A widely asked question from webmasters for several years has often revolved around the notorious Google index and their sites placing within it. Is my site included? Has it been removed? Has that new page been indexed yet? What about that other one?
Fortunately for everyone, last month Google announced its attempts to answer some of these questions by publishing a new feature to its webmaster tools.
Found under the Health section of your webmaster tools account, the new Index Status report is able to tell you exactly how many pages it has included in its index.
Initially you’ll be given a graph showing the total number of URLs from your site that has been added to Google’s index during the last year. Most sites will see a steady increase in the number indexed over time.
Under the advanced tab you are given access to far more useful information. Not only are you given the total number of pages indexed but also the total pages crawled, the pages crawled but not indexed and the attempted page crawls which were blocked.
It is broken down as so:
Total Indexed – the total number of URLs from the site added to the Google Index.
Ever Crawled – the cumulative total number of URLs on your site which Google has ever accessed.
Not Selected – URLs which Google have chosen not to include in their index. This is often due to the URLs redirecting to other pages or containing content which is significantly similar to other pages.
Blocked by Robots - URLs which Google have attempted to crawl but were denied access due to being blocked within the site’s robots.txt file.
It is important that you note that the figures provided are all totals. In that the figure for that particularly day meant that at that point in time, those number of pages are indexed or have been crawled. The figure doesn’t suggest that number of pages were indexed that day. This is important for older sites with a large number of pages. Those sites may experience significantly large differences between the number of pages crawled and the number of pages indexed.
But what if your graph doesn’t look like those above. What if your graph is showing spikes and valleys? Whilst a spiking and dropping graph would be the first indicator of possible indexation problems, the important thing to do is assess how and when the graph spikes.
Any variations in the charts could well be easily explained based on changes you have made to your site.
Changing your URL structure, setting up a high number of redirects or canonical URLs could well see a rise in the "Not Selected" count as well as a spike and drop with your total indexed count. Adding lots of new content to your site which is getting initially indexed will also cause variation in the charts.

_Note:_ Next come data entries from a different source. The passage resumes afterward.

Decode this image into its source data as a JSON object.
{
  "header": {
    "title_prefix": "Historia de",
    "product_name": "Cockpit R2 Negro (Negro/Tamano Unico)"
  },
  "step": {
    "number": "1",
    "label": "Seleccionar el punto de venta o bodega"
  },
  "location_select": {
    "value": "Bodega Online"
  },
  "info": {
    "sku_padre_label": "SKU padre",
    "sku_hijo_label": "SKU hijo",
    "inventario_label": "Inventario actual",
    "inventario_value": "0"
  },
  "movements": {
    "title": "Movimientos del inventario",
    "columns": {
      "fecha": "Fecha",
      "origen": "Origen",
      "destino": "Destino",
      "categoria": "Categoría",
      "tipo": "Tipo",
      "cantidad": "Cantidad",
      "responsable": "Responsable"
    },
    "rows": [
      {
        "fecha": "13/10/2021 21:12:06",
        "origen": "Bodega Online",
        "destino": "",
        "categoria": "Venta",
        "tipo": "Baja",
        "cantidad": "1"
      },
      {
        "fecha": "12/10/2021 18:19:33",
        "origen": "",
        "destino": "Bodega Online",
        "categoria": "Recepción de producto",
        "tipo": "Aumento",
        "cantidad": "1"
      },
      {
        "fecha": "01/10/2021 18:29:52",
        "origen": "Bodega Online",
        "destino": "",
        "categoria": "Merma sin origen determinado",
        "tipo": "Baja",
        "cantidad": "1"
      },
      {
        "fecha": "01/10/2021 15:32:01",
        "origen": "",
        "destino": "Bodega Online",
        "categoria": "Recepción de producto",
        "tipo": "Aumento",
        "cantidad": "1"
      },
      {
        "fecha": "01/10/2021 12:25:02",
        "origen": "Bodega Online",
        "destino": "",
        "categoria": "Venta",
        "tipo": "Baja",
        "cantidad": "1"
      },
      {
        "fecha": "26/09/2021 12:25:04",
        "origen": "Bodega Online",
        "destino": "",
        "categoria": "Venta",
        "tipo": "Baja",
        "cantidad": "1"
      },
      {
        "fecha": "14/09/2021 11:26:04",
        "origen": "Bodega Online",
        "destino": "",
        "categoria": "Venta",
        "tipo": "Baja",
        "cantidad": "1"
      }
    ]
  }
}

It is important to assess any variations and see if there are legitimate causes behind these changes. If you have no clear idea as to why these counts may change then that is a fairly clear indication that there are technical issues with your site which need addressed.
The most useful function of the new feature is to allow webmasters to identify trends and discover whether Google is indexing their content. If Google is shown to be having difficulty indexing the site correctly this can be the first indicator that the site is having technical issues with canonicalization, duplicate content or other elements of your sites structure.
Although only once Google reveals exactly which pages are indexed or not will this tool be able to fully solve any indexation problems.